Shortly after marrying Martha Marie in 1921, he moved to Detroit, Michigan, and three years later, opened a fishing tackle store there. It became a popular destination for serious fly fisherman of the mid-west.

== Fly Rod Developments ==
Paul Young was one of the most experimental craftsmen in rodmaking. He was a restless artisan who pushed the boundaries of fly rod design, although he made a relatively limited number for his time.

=== Restless Artisan ===
It has been said that Young was not as interested in the aesthetics of a fly rod as much as he was in lightweight and functionality. One example was the deliberate use of two differently-tapered tip sections to give the angler two different casting actions in one outfit. He used a specially shaped grip with an impression for the caster's thumb. This idea had been used many years earlier by Granger. His use of a "ventilated grip" (already used by Wes Jordan for his South Bend fly rods, which left spaces between the cork rings for a skeletal appearance), aluminum for his reel seats and ferrules. His desire to shed as much weight as possible from a fly rod created an aesthetic all its own.

The Paul H. Young Company outsourced fishing rod construction to companies: Heddon, South Bend Bait Company and E.W. Edwards.

=== Ring of Fire ===
Young developed a ringed gas jet to heat temper the bamboo for his rods. This "ring of fire" gave his rods a greater power to weight ratio and the rich, flamed appearance that was signature to his designs.
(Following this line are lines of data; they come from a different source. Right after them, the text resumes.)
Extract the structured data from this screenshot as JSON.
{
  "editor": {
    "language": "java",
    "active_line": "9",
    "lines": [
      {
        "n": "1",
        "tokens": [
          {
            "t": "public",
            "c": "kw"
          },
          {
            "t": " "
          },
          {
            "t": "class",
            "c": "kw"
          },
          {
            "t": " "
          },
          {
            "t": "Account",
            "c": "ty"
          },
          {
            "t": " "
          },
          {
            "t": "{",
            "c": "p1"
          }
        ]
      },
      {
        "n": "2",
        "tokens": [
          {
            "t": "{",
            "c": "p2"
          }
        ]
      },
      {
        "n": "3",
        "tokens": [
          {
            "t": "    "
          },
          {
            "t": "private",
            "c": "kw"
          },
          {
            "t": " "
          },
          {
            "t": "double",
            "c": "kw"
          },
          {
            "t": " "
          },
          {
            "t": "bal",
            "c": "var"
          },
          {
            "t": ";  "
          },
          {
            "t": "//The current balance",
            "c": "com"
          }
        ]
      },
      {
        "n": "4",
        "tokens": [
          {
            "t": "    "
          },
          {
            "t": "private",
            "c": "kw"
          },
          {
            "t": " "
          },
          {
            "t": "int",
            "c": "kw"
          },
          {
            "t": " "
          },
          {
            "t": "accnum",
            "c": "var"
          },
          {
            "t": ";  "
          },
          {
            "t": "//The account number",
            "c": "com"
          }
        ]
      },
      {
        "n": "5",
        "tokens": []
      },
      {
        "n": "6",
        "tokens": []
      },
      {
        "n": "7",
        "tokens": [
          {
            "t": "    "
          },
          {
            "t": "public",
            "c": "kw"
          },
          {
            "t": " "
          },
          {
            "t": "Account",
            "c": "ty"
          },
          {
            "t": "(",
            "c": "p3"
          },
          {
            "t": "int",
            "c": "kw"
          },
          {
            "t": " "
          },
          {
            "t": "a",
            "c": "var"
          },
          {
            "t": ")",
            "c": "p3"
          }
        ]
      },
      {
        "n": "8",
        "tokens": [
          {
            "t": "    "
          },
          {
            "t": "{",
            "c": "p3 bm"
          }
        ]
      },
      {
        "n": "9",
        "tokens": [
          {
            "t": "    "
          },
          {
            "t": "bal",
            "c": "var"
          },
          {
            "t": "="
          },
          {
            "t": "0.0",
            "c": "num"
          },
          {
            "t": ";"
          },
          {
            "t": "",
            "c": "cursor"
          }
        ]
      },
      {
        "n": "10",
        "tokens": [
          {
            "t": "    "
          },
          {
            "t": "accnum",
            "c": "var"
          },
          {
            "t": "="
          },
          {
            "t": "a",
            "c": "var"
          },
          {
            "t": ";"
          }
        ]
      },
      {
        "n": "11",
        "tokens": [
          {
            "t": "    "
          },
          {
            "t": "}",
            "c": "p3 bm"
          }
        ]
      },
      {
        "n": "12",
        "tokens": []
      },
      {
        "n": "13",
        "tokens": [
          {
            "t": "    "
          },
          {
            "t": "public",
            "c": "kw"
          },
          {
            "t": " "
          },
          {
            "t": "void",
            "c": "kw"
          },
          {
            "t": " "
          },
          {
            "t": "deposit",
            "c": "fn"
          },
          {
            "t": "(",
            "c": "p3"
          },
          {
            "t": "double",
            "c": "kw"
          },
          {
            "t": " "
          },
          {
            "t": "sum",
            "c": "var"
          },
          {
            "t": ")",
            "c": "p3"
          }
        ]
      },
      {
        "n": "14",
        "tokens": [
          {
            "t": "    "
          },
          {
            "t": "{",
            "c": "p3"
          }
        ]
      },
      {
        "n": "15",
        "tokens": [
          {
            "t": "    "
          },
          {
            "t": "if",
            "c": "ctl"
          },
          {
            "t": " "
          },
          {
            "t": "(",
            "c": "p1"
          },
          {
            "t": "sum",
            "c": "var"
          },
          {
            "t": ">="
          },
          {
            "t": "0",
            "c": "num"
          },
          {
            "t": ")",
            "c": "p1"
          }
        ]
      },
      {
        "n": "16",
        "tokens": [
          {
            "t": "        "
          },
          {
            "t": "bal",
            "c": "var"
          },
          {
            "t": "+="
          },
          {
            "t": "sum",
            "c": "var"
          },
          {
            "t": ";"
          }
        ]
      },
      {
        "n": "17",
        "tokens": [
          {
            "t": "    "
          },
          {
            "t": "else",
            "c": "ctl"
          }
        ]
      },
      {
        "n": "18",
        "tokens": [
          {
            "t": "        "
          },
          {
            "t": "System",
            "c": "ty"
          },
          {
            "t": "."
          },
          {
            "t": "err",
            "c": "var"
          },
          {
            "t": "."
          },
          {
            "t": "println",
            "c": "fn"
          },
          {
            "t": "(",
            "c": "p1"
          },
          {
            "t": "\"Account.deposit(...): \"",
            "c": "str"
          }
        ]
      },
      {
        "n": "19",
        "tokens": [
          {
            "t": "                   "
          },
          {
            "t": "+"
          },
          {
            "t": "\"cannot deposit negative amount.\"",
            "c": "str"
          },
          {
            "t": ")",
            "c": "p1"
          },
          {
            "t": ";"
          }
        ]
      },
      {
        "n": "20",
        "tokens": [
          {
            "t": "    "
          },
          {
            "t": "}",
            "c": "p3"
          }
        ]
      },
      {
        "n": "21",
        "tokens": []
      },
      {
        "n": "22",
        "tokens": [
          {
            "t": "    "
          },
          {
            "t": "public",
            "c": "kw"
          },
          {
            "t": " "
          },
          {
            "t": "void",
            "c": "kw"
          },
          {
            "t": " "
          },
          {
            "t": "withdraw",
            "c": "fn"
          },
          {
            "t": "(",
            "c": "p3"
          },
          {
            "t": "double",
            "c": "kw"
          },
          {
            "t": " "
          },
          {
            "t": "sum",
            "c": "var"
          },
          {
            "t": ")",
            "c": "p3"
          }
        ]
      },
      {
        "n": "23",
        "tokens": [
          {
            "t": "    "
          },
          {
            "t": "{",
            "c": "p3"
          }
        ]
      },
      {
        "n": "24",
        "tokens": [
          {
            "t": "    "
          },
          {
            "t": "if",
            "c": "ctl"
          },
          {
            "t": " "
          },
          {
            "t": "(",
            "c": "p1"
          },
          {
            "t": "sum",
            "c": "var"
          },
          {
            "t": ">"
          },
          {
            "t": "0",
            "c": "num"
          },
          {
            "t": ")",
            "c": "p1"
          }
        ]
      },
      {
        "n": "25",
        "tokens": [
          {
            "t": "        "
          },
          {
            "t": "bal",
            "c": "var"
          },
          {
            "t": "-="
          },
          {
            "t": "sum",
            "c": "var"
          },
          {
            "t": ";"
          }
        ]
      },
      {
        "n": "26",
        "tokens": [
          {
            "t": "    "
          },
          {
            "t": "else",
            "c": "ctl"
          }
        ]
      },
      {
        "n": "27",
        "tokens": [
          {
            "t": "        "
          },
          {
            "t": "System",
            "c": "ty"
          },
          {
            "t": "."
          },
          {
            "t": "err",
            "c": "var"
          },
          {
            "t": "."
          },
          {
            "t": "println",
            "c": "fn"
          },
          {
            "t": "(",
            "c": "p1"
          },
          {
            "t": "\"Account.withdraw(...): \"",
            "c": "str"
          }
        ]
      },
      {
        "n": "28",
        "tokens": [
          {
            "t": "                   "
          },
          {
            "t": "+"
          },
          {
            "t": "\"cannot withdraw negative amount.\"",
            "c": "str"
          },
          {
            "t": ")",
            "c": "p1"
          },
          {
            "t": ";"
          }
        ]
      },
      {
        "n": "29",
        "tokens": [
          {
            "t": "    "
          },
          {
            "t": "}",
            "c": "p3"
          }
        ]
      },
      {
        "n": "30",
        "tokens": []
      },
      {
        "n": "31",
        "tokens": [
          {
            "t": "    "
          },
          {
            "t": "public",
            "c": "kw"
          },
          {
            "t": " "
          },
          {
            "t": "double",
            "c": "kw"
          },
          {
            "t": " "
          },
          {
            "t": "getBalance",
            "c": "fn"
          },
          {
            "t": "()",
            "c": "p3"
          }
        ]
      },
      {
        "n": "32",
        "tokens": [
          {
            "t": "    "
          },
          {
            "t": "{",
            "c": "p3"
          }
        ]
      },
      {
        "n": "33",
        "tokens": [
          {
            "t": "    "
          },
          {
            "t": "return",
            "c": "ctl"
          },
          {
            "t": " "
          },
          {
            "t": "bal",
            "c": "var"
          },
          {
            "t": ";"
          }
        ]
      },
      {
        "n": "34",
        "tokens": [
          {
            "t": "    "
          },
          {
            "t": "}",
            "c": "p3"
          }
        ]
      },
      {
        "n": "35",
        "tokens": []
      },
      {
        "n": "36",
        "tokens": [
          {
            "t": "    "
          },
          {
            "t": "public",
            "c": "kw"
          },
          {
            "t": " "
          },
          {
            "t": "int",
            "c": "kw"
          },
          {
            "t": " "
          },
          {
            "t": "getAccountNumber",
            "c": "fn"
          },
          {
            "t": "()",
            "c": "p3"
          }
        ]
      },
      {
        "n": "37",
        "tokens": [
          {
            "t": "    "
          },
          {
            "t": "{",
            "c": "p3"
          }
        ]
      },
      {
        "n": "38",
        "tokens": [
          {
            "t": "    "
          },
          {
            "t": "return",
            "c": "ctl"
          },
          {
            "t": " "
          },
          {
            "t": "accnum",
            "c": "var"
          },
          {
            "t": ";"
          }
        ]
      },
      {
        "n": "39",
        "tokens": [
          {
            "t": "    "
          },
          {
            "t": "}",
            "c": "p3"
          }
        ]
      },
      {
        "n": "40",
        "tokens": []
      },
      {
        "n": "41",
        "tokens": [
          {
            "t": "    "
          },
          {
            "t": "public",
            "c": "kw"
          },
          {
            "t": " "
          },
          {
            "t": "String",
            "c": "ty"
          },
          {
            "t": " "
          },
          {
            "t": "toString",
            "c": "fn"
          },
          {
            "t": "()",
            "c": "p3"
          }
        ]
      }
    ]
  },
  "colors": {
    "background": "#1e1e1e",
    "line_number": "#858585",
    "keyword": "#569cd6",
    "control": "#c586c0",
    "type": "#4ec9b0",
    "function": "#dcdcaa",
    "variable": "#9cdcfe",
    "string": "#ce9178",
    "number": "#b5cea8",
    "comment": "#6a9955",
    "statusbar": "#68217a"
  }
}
Due to his proximity to Detroit USA, Paul Young was surrounded by some of the world's best engineers and machinists. As a result, Paul acquired and adapted a horizontal Milling Machine he used to perfect his taper designs, through his friend and then Chrysler Corporation President, K. T. Keller. Following his service in WWII as a Marine, Jack Young continued his father's knack of adapting machinery for bamboo rod making use. As an example, he incorporated a military surplus 16 cylinder hydraulic pump, designed to operate the belly or "ball" turret, for the twin 50 Caliber guns of a B-29 Super Fortress, to construct a bamboo laminating binder. The Paul Young and company also purchased a large quantity of surplus B-29 electrical conduit, for use in making their rod tubes. The company was assisted in fabricating their devices, by a family friend and highly skilled local machinist, August Pernack. He also helped develop the 'step down' or Welsh style ferrule-making operation. This was prior to adopting the Super Z ferrules, or the optional aluminum "Featherweight" ferrules, which were offered for lighter duty rods.
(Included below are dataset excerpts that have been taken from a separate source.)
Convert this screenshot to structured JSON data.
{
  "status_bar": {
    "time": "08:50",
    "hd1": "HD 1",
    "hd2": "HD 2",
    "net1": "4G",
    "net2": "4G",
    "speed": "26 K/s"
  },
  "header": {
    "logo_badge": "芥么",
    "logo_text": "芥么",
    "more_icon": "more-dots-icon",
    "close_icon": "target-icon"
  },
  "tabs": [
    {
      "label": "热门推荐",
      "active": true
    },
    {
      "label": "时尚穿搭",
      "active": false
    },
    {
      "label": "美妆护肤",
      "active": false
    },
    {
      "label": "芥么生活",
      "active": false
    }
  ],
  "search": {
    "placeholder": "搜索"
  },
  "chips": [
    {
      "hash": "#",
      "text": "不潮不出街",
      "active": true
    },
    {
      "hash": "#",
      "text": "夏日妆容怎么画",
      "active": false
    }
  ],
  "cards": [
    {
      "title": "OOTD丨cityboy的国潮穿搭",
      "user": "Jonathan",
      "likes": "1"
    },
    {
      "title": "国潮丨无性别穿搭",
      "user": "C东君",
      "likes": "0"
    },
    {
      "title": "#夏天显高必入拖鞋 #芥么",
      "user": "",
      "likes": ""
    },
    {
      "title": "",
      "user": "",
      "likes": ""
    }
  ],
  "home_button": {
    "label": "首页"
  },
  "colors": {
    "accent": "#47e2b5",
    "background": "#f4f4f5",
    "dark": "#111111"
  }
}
=== The 'Para' Paradigm ===
Young's signature tapers (measured diameter of a rod, determining its performance characteristics) were known as parabolic, a term coined by Everett Garrison, a rodmaker who used the term to describe a prototype fly rod made by Charles Ritz and were more radical than other contemporary designs of its type. Paul Young was most famous for his 'Midge', a four weight rod measuring six feet, three inches. Originally intended for the challenging, light-tackle needs of sophisticated chalk-stream fly fisherman, the 'Midge' rod was put to uses its creator never intended, such as landing Atlantic Salmon.

Arnold Gingrich said in his The Joys of Trout: "He was venerated in the last decade of his life as "the Stradivari of the Midge rod", and died enjoying near-legendary status as a cult figure."

Paul Young died in 1960, his legacy was carried on by his son, John O. (Jack) Young, whom beginning in 1962, taught every aspect of the craft to his protégé, R.W. Summers, whom "Jack" hired as an outboard motor "mechanics assistant", at 16 years old, in 1956.